Ally Kilgore, a sophomore philosophy major, spoke about her experience at Catholic University with the disability Multiple Pterygium Syndrome, a rare disease that affects joint development. Ally claimed that Catholic University was the least accessible campus that she toured, and that still attended the university regardless. Ally noted that many residence halls on campus were inaccessible for her because of her disability.
“I don’t want people to hurt themselves to have to sympathize with the disability community,” said Kilgore. “That is not the perspective people take for other civil rights issues. No one thinks about race or gender inequality and says ‘I would sympathize with those things, but I’m not a minority.’ You do not need to be a minority to have a nuanced and sympathetic understanding of what you can do to be a better ally.”
Kilgore’s statements about sympathy moved the audience made up of people who were there to gain a better understanding of how they could be inclusive to diverse groups on campus.
The next person to speak was Benjamin Shields, a junior music major who also studies library and information sciences. Benjamin wrote a research paper about accessibility in online library systems for his Organization of Information course. Shields presented his research on campus which gave him a better understanding of how to accommodate people with different barriers, whether they are physical, cognitive, or psychological. These barriers limit people’s ability to interact with online resources like they are designed to do. Shields talked about how people with impaired vision or impaired hearing are not able to use certain websites, including the university’s website.
Shields’ research shows the ways in which certain disabilities can affect people’s lives in so many ways that most people would never consider. His research also shows how a simple change in perspective can help influence the way we treat people who have disabilities.

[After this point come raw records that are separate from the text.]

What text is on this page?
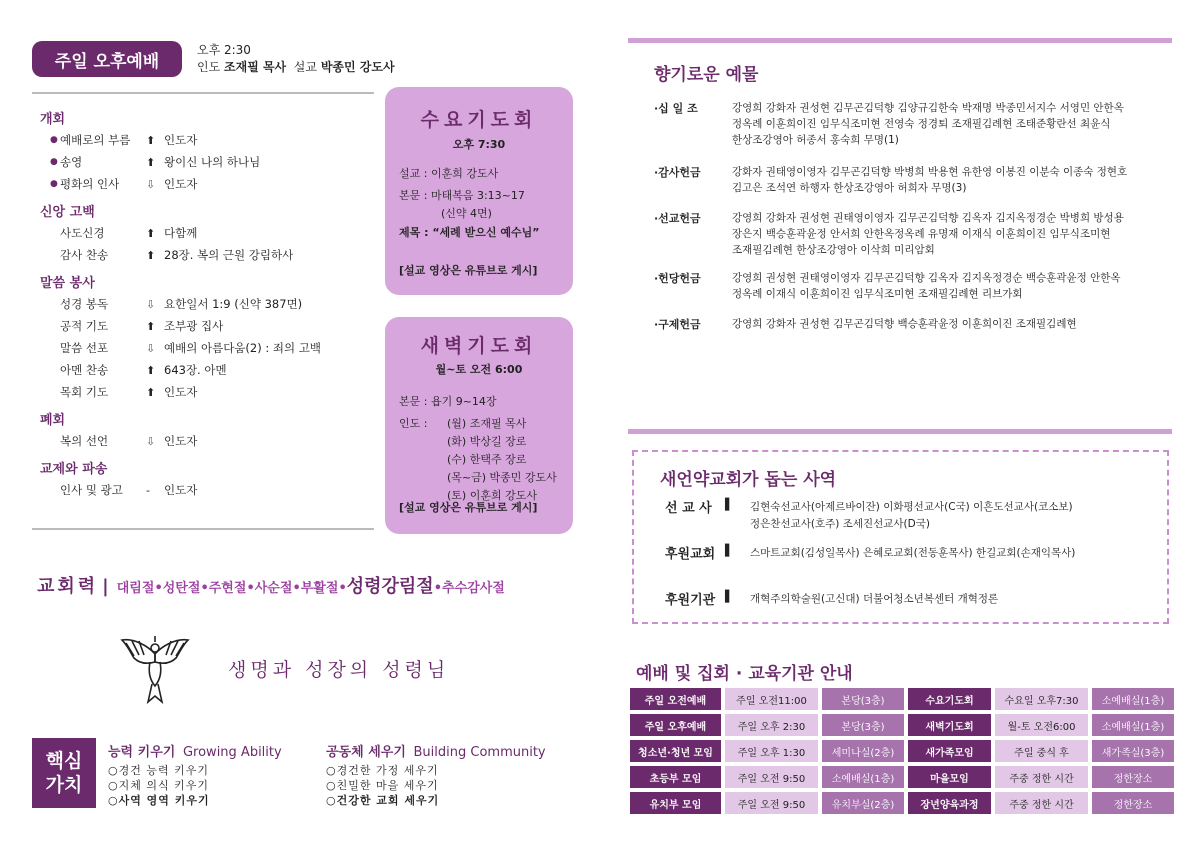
주일 오후예배
오후 2:30
인도 조재필 목사 설교 박종민 강도사
개회
● 예배로의 부름	⬆ 인도자
● 송영	⬆ 왕이신 나의 하나님
● 평화의 인사	⇩ 인도자
신앙 고백
사도신경	⬆ 다함께
감사 찬송	⬆ 28장. 복의 근원 강림하사
말씀 봉사
성경 봉독	⇩ 요한일서 1:9 (신약 387면)
공적 기도	⬆ 조부광 집사
말씀 선포	⇩ 예배의 아름다움(2) : 죄의 고백
아멘 찬송	⬆ 643장. 아멘
목회 기도	⬆ 인도자
폐회
복의 선언	⇩ 인도자
교제와 파송
인사 및 광고	-	인도자
수요기도회
오후 7:30
설교 : 이훈희 강도사
본문 : 마태복음 3:13~17
(신약 4면)
제목 : “세례 받으신 예수님”
[설교 영상은 유튜브로 게시]
새벽기도회
월~토 오전 6:00
본문 : 욥기 9~14장
인도 : (월) 조재필 목사
(화) 박상길 장로
(수) 한택주 장로
(목~금) 박종민 강도사
(토) 이훈희 강도사
[설교 영상은 유튜브로 게시]
교회력 | 대림절•성탄절•주현절•사순절•부활절•성령강림절•추수감사절
생명과 성장의 성령님
핵심
가치
능력 키우기 Growing Ability
○경건 능력 키우기
○지체 의식 키우기
○사역 영역 키우기
공동체 세우기 Building Community
○경건한 가정 세우기
○친밀한 마을 세우기
○건강한 교회 세우기
향기로운 예물
·십 일 조	강영희 강화자 권성현 김무곤김덕향 김양규김한숙 박재명 박종민서지수 서영민 안한옥
정옥례 이훈희이진 임무식조미현 전영숙 정경퇴 조재필김례현 조태준황란선 최윤식
한상조강영아 허종서 홍숙희 무명(1)
·감사헌금	강화자 권태영이영자 김무곤김덕향 박병희 박용현 유한영 이봉진 이분숙 이종숙 정현호
김고은 조석연 하행자 한상조강영아 허희자 무명(3)
·선교헌금	강영희 강화자 권성현 권태영이영자 김무곤김덕향 김옥자 김지옥정경순 박병희 방성용
장은지 백승훈곽윤정 안서희 안한옥정옥례 유명재 이재식 이훈희이진 임무식조미현
조재필김례현 한상조강영아 이삭희 미리암회
·헌당헌금	강영희 권성현 권태영이영자 김무곤김덕향 김옥자 김지옥정경순 백승훈곽윤정 안한옥
정옥례 이재식 이훈희이진 임무식조미현 조재필김례현 리브가회
·구제헌금	강영희 강화자 권성현 김무곤김덕향 백승훈곽윤정 이훈희이진 조재필김례현
새언약교회가 돕는 사역
선 교 사	▌ 김현숙선교사(아제르바이잔) 이화평선교사(C국) 이흔도선교사(코소보)
정은찬선교사(호주) 조세진선교사(D국)
후원교회 ▌ 스마트교회(김성일목사) 은혜로교회(전동훈목사) 한길교회(손재익목사)
후원기관 ▌ 개혁주의학술원(고신대) 더불어청소년복센터 개혁정론
예배 및 집회 · 교육기관 안내
주일 오전예배	주일 오전11:00	본당(3층)	수요기도회	수요일 오후7:30	소예배실(1층)
주일 오후예배	주일 오후 2:30	본당(3층)	새벽기도회	월-토 오전6:00	소예배실(1층)
청소년·청년 모임	주일 오후 1:30	세미나실(2층)	새가족모임	주일 중식 후	새가족실(3층)
초등부 모임	주일 오전 9:50	소예배실(1층)	마을모임	주중 정한 시간	정한장소
유치부 모임	주일 오전 9:50	유치부실(2층)	장년양육과정	주중 정한 시간	정한장소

The last presenter was Philip Magalong, the director of Disability Support Services. Magalong began by stating how far the university has come in regards to the treatment and inclusion of people with disabilities.
“When I first took the job, people were still referred to as handicapped,” said Magalong. “That terms comes from a Charles Dickens novel to refer to beggars with their caps in hand.”
Magalong talked extensively about how different ways Catholic University is continuing to strive for better inclusivity for minorities and people with disabilities. The Diversity and Inclusion Initiative and SGA hoped to start an informed dialogue about diversity by highlighting certain student’s experiences.